Rob Ingram · ‎01-23-2025

@bacjac38 yes, define the RADIUS server(s) and then add to the AAA group "ITNetAdmins" AND configure the new NPS server with the IP address and shared secret key (as configured on the switch).

bacjac38 · ‎01-23-2025

OK thank you. Then I create a new key on the NPS server and add it to the new servers in the config. I'm assuming the key shown in the config is encrypted, correct?

Rob Ingram · ‎01-23-2025

@bacjac38 your key above is a type 7 key and hidden, FYI this is easily decryptable - there are websites on the internet to do that. I would suggest you don't use the same keys above.

Enter the key in plaintext on the switch and ensure it's the exact same key on the NPS server.

bacjac38 · ‎01-24-2025

Made these changes - and cannot log in. 10.1.6.143 is showing the login attempts but I get locked out

radius server ISE3
 address ipv4 10.1.6.143 auth-port 1812 acct-port 1813
 key <new shared secret on NPS>

radius server ISE4
address ipv4 10.1.6.145 auth-port 1812 acct-port 1813
key <new shared secret on NPS>

aaa group server ITNetAdmins
 server name ISE3
 server name ISE4
 no server name ISE1
 no server name ISE2

write memory
copy running-config startup-config

exit

Rob Ingram · ‎01-24-2025

@bacjac38 what do the NPS logs say?

Provide the output of "show AAA server"

bacjac38 · ‎01-24-2025

NPS login attempt below. Can't log into switch to get the "show AAA server"

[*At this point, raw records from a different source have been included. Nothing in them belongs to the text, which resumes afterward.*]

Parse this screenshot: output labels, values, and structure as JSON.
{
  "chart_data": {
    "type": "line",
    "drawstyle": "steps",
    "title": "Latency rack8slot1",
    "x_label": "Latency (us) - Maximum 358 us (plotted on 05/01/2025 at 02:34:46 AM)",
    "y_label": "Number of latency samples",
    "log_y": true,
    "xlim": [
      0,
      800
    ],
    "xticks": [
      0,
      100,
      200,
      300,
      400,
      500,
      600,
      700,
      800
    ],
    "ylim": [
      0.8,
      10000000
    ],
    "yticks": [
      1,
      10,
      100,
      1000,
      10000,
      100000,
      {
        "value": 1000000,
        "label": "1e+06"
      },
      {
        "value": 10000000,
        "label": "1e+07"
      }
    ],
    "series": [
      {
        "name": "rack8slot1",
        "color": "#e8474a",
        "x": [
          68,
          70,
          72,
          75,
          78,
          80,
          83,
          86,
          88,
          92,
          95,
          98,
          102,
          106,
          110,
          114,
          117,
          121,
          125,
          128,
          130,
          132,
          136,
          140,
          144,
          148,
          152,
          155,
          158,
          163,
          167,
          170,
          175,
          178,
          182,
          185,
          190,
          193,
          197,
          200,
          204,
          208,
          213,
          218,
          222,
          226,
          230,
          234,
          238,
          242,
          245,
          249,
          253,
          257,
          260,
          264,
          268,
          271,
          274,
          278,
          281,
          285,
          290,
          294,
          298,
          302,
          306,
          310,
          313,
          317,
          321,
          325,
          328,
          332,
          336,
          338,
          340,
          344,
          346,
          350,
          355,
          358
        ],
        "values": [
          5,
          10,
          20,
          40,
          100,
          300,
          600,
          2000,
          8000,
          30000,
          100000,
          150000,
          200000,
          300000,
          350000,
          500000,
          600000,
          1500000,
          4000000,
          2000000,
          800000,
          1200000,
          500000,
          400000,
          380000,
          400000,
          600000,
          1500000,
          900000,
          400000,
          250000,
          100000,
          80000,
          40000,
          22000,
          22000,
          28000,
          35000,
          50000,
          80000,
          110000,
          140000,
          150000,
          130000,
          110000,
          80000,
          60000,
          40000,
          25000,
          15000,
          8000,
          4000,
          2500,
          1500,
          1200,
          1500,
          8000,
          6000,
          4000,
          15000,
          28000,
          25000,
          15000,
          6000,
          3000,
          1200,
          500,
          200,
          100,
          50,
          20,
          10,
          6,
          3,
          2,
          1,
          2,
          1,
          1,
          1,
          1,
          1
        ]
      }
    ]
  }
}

<Event><Timestamp data_type="4">01/24/2025 10:43:00.777</Timestamp><Computer-Name data_type="1">NPS_Server</Computer-Name><Event-Source data_type="1">IAS</Event-Source><Class data_type="1">311 1 10.1.6.143 01/24/2025 15:36:34 1</Class><Authentication-Type data_type="0">1</Authentication-Type><Fully-Qualifed-User-Name data_type="1">DOMAIN\bacjac38</Fully-Qualifed-User-Name><SAM-Account-Name data_type="1">DOMAIN\bacjac38</SAM-Account-Name><Client-IP-Address data_type="3">10.1.4.220</Client-IP-Address><Client-Vendor data_type="0">0</Client-Vendor><Client-Friendly-Name data_type="1">NGM1P3750D</Client-Friendly-Name><Proxy-Policy-Name data_type="1">Use Windows authentication for all users</Proxy-Policy-Name><Provider-Type data_type="0">1</Provider-Type><Packet-Type data_type="0">3</Packet-Type><Reason-Code data_type="0">36</Reason-Code></Event>

Looking for a console cable to telnet into the stack now

Rob Ingram · ‎01-24-2025

@bacjac38 have you modified the new NPS server to add the switch IP and shared secret? Does the connection match the correct policy? Any errors?

bacjac38 · ‎01-24-2025

Everything matches - IP, policy, shared secret in the event log... I made the changes as shown when stating I got locked out. The event shown is from the new NPS server

Rob Ingram · ‎01-24-2025

@bacjac38 that event output is not clear, please provide a screenshot of the event (success or failure) and a screenshot of your NPS policies.